Pelajar Malaysia mendirikan tempat perlindungan bagi anak-anak tanpa kewarganegaraan

PETALING JAYA – Sekelompok pelajar miskin dan terpinggirkan memulai sebuah “ruang aman” bagi anak-anak tanpa kewarganegaraan yang terjebak dalam hirupan lem di desa-desa perairan miskin di Semporna, Sabah.

Sekolah Pemulihan Gam (SPG), yang siswanya berasal dari keluarga miskin, dimulai awal tahun ini untuk membantu anak-anak lain di komunitasnya yang terkena dampak masalah sosial.

Para relawan ini adalah pelajar berusia antara 14 dan 19 tahun dari kota-kota sekitar Semporna, kata salah satu pendiri SPG, Mukmin Nantang (28).

Saat ini, SPG memiliki sekitar 20 hingga 30 anak tanpa kewarganegaraan yang berusia antara tujuh hingga 15 tahun.

Sekolah tersebut akan mengajari mereka literasi dasar, kebersihan, dan bahkan musik dan teater, kata Mukmin, seorang warga Malaysia dari Tawau yang merupakan lulusan seni teater.

Dikenal juga dengan sebutan Cikgu Mukmin, ia mengatakan melalui SPG, anak-anak marginal ini mulai menunjukkan minat untuk mengenyam pendidikan.

Masyarakat, yang dulunya memberi stigma pada mereka, juga secara bertahap menerima anak-anak muda ini, katanya.

Ia mengatakan kini ada rencana untuk memperluas kelas sekali seminggu menjadi lebih teratur karena anak-anak merasa kelas itu menyenangkan.

Dalam sebuah wawancara, Mukmin mengatakan stigma sosial dan kemiskinan ekstrem menyebabkan banyak anak-anak marginal mengendus lem sebagai cara untuk menghindari kelaparan.

Lem tersebut, yang harganya R3 atau kurang, lebih mudah didapat dibandingkan dengan mendapatkan makanan sendiri, katanya.

“Anak-anak ini sangat miskin. Beberapa dari mereka bahkan telah ditelantarkan oleh orang tuanya yang juga tidak mempunyai kewarganegaraan. Mereka biasanya mengemis di kota Semporna, sehingga menimbulkan keresahan di kalangan warga setempat.

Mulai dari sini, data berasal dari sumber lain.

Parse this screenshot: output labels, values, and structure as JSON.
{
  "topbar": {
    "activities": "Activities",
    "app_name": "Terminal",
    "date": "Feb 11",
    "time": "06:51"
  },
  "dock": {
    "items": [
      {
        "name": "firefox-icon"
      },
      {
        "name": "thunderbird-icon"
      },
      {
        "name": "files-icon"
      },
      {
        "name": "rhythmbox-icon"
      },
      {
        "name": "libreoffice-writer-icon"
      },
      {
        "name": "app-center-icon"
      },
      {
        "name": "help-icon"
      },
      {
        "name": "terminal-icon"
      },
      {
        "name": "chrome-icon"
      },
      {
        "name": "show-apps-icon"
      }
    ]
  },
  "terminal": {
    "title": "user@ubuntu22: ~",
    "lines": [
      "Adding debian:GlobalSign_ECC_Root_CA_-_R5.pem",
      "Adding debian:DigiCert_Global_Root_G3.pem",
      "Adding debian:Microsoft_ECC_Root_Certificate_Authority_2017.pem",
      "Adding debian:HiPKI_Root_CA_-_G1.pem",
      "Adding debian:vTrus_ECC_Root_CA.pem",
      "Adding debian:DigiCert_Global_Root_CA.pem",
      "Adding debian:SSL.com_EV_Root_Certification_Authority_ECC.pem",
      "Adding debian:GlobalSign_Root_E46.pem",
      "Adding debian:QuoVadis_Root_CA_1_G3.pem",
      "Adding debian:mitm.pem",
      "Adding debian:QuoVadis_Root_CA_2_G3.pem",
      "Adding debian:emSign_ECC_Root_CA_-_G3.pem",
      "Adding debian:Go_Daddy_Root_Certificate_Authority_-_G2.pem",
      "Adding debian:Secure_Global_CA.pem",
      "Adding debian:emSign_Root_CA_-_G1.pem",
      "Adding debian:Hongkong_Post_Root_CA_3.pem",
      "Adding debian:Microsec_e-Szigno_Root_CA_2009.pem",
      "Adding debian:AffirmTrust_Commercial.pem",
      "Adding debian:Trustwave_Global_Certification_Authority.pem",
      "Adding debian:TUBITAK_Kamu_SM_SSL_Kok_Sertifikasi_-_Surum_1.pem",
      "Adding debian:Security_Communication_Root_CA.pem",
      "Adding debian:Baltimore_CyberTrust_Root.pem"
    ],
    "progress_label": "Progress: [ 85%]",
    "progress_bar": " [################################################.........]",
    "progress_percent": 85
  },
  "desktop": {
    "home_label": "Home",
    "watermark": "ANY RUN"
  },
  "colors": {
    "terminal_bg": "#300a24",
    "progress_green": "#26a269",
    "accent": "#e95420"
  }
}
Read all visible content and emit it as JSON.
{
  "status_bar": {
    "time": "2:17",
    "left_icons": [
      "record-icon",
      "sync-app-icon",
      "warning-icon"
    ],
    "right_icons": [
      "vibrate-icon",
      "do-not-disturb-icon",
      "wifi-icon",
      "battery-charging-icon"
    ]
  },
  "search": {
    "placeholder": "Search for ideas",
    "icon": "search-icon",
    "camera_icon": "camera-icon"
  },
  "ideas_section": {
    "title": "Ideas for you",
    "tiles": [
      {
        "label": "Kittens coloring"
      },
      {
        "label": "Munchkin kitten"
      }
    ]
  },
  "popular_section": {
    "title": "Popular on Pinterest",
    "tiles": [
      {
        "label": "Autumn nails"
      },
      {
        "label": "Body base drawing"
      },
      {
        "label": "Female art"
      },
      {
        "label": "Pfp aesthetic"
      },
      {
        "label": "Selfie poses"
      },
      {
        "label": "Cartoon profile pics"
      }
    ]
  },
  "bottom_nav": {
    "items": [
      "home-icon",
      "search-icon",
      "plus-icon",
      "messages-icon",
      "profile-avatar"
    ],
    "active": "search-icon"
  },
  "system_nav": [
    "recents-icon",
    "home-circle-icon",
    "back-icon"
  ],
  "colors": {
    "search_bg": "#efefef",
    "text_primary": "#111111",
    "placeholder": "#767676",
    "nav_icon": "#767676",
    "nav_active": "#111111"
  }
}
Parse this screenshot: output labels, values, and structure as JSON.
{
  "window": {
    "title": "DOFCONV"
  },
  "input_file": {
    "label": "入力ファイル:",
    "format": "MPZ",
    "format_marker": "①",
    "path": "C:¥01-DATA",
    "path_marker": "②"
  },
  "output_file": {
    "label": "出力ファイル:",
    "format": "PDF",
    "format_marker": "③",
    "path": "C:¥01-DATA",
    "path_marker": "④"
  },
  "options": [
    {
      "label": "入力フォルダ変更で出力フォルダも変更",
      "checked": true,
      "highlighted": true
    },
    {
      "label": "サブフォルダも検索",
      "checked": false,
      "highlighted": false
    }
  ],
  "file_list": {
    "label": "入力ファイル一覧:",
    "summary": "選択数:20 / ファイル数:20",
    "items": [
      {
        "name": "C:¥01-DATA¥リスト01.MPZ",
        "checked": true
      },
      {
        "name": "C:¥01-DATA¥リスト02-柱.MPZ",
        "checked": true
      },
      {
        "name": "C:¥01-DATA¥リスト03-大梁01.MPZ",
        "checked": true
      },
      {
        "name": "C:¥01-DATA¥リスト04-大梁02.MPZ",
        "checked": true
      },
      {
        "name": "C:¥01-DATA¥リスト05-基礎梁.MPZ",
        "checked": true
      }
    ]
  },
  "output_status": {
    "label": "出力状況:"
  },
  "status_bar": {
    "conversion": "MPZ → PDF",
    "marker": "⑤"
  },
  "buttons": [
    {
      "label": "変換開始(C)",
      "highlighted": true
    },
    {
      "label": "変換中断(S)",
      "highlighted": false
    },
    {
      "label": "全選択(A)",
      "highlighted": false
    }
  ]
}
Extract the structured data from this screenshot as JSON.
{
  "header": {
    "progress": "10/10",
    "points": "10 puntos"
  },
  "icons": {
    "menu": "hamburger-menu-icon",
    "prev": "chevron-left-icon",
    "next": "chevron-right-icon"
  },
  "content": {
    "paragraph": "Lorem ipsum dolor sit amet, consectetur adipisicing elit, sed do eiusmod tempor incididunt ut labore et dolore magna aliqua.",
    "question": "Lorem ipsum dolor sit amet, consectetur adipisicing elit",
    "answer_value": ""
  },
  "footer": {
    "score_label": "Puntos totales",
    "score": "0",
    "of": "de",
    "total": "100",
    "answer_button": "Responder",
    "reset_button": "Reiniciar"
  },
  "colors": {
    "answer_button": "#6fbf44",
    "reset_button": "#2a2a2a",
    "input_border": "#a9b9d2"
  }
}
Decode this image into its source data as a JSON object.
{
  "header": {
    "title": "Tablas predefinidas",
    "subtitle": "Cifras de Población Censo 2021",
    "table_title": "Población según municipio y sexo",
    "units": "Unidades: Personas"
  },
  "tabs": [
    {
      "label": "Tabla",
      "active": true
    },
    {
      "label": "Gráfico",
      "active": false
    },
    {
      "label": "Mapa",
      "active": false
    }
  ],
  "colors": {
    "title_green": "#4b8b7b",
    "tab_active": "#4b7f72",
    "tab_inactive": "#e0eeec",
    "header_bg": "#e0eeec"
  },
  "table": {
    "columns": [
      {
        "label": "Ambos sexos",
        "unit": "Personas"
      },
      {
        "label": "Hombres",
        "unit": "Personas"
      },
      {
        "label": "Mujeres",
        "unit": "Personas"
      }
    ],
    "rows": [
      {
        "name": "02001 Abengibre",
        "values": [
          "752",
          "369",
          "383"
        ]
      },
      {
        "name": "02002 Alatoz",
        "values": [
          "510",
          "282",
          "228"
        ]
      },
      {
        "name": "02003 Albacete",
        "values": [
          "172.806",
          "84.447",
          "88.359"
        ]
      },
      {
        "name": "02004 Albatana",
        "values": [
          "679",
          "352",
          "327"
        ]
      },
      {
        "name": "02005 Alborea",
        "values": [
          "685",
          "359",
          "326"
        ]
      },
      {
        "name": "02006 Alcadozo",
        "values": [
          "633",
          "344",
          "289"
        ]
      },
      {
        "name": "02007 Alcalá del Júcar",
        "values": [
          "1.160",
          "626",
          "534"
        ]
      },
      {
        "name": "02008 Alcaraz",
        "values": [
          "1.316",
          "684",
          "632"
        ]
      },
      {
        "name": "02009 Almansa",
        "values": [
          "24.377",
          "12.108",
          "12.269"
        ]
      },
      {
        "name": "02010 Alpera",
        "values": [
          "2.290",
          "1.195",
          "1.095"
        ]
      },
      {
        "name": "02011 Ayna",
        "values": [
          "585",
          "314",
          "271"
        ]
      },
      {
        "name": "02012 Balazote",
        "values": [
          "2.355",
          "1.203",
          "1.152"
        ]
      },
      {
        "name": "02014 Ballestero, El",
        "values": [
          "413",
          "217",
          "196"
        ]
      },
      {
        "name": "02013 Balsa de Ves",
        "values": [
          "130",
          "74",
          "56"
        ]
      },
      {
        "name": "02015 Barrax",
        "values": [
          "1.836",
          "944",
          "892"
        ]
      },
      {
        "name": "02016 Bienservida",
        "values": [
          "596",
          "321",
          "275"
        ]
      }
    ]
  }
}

“Akibatnya, mereka tidak mempunyai akses terhadap banyak kebutuhan pokok, terutama pangan. Untuk menekan rasa lapar, mereka menggunakan lem untuk membuat mereka ‘mabuk’ selama beberapa jam,” kata Mukmin.

Lebih lanjut, ia mengatakan kurangnya ruang untuk bermain seperti anak-anak lainnya membuat anak-anak tersebut mengendus lem sebagai masa lalu.

Bahkan, aktivitas tersebut “dinormalisasi” di masyarakat, tambahnya.

Namun, Mukmin mencatat bahwa masyarakat Semporna mulai menyadari bahwa anak-anak malang ini membutuhkan bantuan, dan beberapa dari mereka juga mulai menjadi sukarelawan di sekolah tersebut.

Hampir empat bulan setelah operasinya, SPG memberikan pembelajaran kepada anak-anak tentang bahaya menghirup lem bagi kesehatan, selain menyediakan tempat yang aman bagi anak-anak untuk bermain, katanya.

SPG dimulai pada tahun 2017 ketika Mukmin mengunjungi desa perairan untuk memulai proyek dampak sosial yang disebut Sekolah Alternatif dengan sebuah LSM bernama Borneo Komrad.

“Siswa saya di Sekolah Alternatif mendirikan Kesatuan Pelajar, dan kemudian ikut mendirikan (SPG) awal tahun ini untuk membantu anak-anak di komunitas mereka,” katanya.

Mukmin mengatakan, perlu ada upaya bersama dari pemerintah dan LSM untuk mengatasi permasalahan yang dihadapi anak-anak tersebut.

“Kami memerlukan dukungan multi-level untuk mempertahankan program-program ini,” katanya, sambil menyarankan pusat transit bagi kelompok-kelompok tersebut di wilayah tersebut.